De directeur van de locatie Tafelbergweg heeft hierop niet gereageerd.
3. De beoordeling
In artikel 67, eerste lid, van de Pbw is bepaald dat de beklagcommissie zo spoedig mogelijk, doch in ieder geval binnen een termijn van vier weken, te rekenen vanaf de datum waarop het klaagschrift is ontvangen, uitspraak doet. In bijzondere
omstandigheden kan deze termijn met ten hoogste vier weken worden verlengd. In artikel 67, tweede lid, van de Pbw is bepaald dat de uitspraak gedagtekend moet zijn.
De beroepscommissie stelt vast dat klagers klaagschrift op 18 april 2013 op het secretariaat van de beklagcommissie is binnengekomen. De uitspraak van de beklagrechter is niet gedagtekend. Een afschrift van de uitspraak is op 9 mei 2014, dus ruim een
jaar na binnenkomst van de klacht, verzonden.
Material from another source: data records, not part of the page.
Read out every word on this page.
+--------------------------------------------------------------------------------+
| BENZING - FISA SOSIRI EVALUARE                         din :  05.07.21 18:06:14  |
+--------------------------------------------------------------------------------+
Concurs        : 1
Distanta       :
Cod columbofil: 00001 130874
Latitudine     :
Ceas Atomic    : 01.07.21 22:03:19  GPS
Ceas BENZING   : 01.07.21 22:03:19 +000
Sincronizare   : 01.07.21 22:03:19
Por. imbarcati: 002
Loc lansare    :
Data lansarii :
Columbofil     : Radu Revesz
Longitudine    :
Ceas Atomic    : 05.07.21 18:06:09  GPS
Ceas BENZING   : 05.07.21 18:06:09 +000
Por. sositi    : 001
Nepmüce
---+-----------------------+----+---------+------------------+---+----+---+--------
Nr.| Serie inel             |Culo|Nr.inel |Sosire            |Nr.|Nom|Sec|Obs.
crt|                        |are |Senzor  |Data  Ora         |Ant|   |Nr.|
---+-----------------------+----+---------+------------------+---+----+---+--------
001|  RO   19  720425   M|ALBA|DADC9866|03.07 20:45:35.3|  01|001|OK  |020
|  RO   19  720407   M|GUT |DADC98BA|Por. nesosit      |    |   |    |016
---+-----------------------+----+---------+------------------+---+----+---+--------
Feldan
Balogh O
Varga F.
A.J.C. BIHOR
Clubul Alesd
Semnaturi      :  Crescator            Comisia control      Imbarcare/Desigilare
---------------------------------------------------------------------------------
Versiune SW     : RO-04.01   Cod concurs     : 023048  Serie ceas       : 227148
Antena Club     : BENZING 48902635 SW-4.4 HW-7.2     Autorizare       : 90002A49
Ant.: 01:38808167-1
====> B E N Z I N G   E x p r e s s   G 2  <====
De beroepscommissie overweegt dat de wetgever geen rechtsgevolgen aan de overschrijding van de in artikel 67, eerste en tweede lid, van de Pbw genoemde termijn heeft verbonden, maar acht het vanuit het
oogpunt van een juiste rechtsbedeling van groot belang dat met inachtneming van de vereisten uit artikel 67, eerste en tweede lid, van de Pbw wordt beslist op een beklag.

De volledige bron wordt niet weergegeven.